É com esse propósito que surge a iniciativa “Mais Vida, Menos Guerra”, procurando cruzar experiências e áreas de intervenção diversas para refletir sobre os impactos do aumento do custo de vida, o combate à pobreza, à precariedade e à exclusão social, mas também sobre a urgência de construir alternativas políticas que devolvam esperança às pessoas e reforcem a participação democrática. Acreditamos que a paz não se constrói apenas pela ausência de guerra, mas também pela existência de condições de vida dignas, pelo acesso aos direitos fundamentais, pela justiça económica e pelo fortalecimento das comunidades.

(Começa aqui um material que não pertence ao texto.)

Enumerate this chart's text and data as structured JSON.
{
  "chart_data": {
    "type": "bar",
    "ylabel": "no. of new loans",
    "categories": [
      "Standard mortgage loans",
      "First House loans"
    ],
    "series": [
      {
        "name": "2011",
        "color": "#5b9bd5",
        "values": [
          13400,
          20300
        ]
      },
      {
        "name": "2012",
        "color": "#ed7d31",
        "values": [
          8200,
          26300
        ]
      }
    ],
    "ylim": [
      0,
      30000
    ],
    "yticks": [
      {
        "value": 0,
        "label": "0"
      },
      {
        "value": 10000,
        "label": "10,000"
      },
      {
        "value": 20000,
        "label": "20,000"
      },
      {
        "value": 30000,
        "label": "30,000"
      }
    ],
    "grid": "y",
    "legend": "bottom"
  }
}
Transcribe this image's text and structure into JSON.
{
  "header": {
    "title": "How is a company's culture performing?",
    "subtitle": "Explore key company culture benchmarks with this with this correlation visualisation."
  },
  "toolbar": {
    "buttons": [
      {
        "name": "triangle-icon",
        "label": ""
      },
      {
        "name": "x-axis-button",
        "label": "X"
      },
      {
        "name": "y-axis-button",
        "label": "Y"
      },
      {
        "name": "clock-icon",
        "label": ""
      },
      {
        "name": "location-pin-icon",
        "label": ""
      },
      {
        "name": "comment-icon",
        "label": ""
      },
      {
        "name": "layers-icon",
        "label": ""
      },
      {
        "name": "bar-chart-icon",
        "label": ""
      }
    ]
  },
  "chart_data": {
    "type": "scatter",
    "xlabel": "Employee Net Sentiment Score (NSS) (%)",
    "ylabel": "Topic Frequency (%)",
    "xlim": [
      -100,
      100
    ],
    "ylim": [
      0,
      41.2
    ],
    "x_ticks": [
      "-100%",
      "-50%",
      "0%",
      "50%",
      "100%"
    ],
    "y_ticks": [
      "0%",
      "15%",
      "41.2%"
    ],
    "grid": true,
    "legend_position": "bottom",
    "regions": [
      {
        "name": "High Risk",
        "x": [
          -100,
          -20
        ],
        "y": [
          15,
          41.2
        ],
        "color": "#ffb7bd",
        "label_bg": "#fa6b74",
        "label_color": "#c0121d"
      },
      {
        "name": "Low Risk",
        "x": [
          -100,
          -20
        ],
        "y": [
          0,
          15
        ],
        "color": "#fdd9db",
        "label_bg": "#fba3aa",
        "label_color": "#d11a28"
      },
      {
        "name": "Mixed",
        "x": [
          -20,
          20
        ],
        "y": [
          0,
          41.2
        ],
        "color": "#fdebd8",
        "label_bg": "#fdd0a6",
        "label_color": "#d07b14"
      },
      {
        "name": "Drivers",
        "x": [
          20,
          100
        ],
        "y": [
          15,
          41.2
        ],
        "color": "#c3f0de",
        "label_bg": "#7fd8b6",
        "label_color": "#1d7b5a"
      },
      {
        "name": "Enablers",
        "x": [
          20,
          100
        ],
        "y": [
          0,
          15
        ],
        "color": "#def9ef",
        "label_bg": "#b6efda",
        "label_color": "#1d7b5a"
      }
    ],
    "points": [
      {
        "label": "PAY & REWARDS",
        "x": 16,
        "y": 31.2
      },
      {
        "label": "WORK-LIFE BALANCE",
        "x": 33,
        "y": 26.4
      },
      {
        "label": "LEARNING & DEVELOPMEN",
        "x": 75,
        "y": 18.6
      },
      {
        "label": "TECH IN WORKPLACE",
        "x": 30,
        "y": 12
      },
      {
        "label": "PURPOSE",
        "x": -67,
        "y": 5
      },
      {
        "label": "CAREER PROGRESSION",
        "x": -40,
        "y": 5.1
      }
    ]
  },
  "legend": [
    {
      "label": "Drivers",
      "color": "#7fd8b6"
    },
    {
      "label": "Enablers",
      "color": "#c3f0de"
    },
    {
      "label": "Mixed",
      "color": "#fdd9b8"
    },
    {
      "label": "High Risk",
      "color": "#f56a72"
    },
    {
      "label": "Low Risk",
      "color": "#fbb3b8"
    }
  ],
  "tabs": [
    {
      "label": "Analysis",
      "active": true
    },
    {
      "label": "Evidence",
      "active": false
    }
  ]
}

O evento terá início com uma conversa que contará com a participação de convidados provenientes de diferentes áreas de intervenção social, sindical, associativa e cívica, procurando reunir experiências complementares e promover um debate plural sobre os desafios que hoje se colocam à sociedade: Fabian Figueiredo, sociólogo e deputado da Assembleia da República pelo Bloco de Esquerda; Felícia Silva, ativista e integrante do movimento cívico Algarve pela Palestina; Guadalupe Simões, enfermeira e dirigente sindical; Raul Noetzold, estudante, ativista e membro da Coordenação Nacional de Jovens do Bloco (CNJ) e Rosa Franco, Técnica Auxiliar de Saúde e dirigente na União de Sindicatos do Algarve (USAL/CGTP-IN).
Terminada a conversa, o espaço acolherá um momento de convívio aberto à comunidade, onde a música, a gastronomia e a cultura serão o prolongamento natural do debate. Porque acreditamos que a participação também se constrói através do encontro, da celebração e da partilha, o convívio procurará criar um ambiente acolhedor, onde diferentes gerações, percursos e sensibilidades possam encontrar-se em torno de valores comuns.
O programa musical contará com as atuações de JAHCK e de rivÜrrb, dois projetos que representam a diversidade e a riqueza do panorama cultural algarvio e que contribuirão para encerrar a iniciativa num ambiente de celebração, partilha e proximidade. O programa integra também a participação da artista e performer farense Sali del Vall, que apresentará «Cad-e-ira Habitada», uma performance que propõe uma reflexão sobre a experiência humana a partir de um objeto quotidiano.
A acompanhar este momento de convívio estará o Dream Bar, projeto criado pela barista e ativista Julli Astronauta, cuja criatividade transformou um espaço no coração da cidade de Faro num verdadeiro ponto de encontro para quem acredita que a hospitalidade, a cultura e a convivência fazem parte da mesma linguagem. Será também confecionada pizza artesanal, assegurada pela equipa da Onda Quente, conhecida também como a mais emblemática pizza antifascista do Algarve.
Mais do que um evento político, “Mais Vida, Menos Guerra” surge como uma iniciativa que pretende lembrar que a paz se constrói, que os direitos se conquistam, que a cultura aproxima pessoas e que uma vida digna continua a ser uma causa pela qual vale a pena lutar.
Os portões da Antiga Fábrica da Cerveja abrem às 18h e o convívio promete durar até bem perto da meia-noite!